Icebreaker games help ease tension and generate conversation, creating a relaxed environment for mingling and getting to know new people. Comical games that generate conversation and get all the women laughing at themselves and each other are especially effective for bonding and building purpose and unity, even if the women come from different age groups or diverse backgrounds. Most humorous icebreaker games are simple and require little expense, equipment or advance planning.
Tell the Truth
A story-telling game using toilet paper allows your guests to reveal something about themselves that gets other participants talking and laughing. However, nobody is required to reveal anything private or embarrassing. To begin, pass a roll of toilet paper around the group. Ask each woman to tear off a strip of any length she likes, but don't tell her why. Announce the rules when all the women have paper in hand -- each tears off one square of toilet paper and tells something true or comical about herself. Go around the table until all the squares have been used.
Although the candy facts game is similar to the toilet paper game, the rules are slightly different. Fill a bowl with colorful candy and give each woman a small plastic bag or a napkin to hold the candy. Ask each woman to take a small handful of candy, then go around the circle as everyone picks one piece of candy and tells something about herself. The catch is that the story depends on the color of the candy. For example, picking a blue candy calls for a childhood story, and a red candy means the participant tells something about her family, a pink candy calls for a story about a first boyfriend and a green candy calls for any random fact. Make up your own creative guidelines appropriate for the occasion.
This version of the traditional scavenger hunt is well-suited for women's groups. Plan ahead and make a list of items women may have in her bag or purse. For example, include items such as paper clips, bobby pins, pennies, breath mints, a romance novel, dental floss, a crossword puzzle, a button or theater stub. Include a few items that are more unusual, such as guitar picks, golf tees, a needle and thread or baby rattles. Each item is worth one point, and the woman with the most points in a predetermined time limit wins the game. If the group is large, divide it into teams of four to six women.
The shopping game is a slightly more involved version of a childhood party game. It requires no planning or supplies. The first woman says, "I went shopping and I bought...," filling in the blank with an item that starts with "A," such as "apron" or address book. The next woman repeats what the first woman said, and then adds something that starts with the letter B. The game continues through the alphabet and becomes very comical as each woman attempts to remember the growing list of items.
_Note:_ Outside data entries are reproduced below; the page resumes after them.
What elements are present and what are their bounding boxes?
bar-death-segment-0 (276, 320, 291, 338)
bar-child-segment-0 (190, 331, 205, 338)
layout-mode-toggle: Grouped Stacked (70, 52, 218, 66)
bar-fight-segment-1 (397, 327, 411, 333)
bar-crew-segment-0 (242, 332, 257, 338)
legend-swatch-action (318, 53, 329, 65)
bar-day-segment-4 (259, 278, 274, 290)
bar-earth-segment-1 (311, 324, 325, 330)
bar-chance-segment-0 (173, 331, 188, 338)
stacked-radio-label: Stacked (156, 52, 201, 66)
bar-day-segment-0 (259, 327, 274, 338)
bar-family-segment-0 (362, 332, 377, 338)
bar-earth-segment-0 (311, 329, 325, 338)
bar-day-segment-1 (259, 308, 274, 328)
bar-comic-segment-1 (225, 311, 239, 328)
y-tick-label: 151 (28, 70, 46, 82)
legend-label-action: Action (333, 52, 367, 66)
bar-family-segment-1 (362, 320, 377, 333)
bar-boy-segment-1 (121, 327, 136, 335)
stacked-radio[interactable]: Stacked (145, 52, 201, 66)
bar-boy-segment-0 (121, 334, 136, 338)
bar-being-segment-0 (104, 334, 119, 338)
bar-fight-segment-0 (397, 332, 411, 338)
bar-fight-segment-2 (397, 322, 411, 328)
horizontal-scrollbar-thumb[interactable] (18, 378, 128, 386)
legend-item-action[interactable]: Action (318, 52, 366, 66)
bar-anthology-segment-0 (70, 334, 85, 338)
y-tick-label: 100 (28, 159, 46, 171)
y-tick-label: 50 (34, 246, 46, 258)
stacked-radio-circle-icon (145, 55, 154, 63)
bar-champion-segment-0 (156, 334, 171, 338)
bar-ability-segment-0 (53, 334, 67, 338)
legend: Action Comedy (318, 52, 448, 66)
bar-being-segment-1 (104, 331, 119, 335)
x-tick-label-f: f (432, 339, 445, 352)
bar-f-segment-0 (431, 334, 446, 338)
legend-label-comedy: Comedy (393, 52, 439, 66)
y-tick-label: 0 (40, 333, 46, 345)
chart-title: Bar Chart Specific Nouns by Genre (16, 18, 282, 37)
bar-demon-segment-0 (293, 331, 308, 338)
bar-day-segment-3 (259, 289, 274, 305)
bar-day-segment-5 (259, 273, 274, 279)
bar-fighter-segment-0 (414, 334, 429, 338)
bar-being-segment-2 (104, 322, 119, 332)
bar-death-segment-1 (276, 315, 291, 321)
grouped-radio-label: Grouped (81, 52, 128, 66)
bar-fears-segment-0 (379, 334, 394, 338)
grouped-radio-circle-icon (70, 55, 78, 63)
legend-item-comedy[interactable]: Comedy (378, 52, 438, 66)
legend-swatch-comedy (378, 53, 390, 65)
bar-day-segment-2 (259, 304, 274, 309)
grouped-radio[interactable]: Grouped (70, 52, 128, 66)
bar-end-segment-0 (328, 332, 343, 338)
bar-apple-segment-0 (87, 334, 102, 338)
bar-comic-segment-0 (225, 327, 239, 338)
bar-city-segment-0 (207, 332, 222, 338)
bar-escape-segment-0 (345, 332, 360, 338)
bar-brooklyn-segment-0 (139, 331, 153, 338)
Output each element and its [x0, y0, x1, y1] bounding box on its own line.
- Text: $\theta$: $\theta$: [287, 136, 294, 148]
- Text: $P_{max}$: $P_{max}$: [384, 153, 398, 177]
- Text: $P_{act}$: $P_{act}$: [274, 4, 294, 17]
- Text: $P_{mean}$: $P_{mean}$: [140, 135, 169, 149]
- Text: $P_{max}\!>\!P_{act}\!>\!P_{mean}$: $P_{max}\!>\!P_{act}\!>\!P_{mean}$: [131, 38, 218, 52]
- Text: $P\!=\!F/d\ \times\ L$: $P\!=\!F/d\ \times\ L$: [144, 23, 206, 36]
If you want to keep the game moving and make it even funnier, eliminate women from the game when they pause or forget an item in the list.
The yearbook game has no rules and no winners or losers, but it is useful for prompting laughter and conversation. Ask each woman to bring her high school yearbook, then have fun comparing notes about old hairstyles, styles and fads. You can use items other than yearbooks, depending on the group. For example, use wedding albums, baby books, or just collections of funny old photos.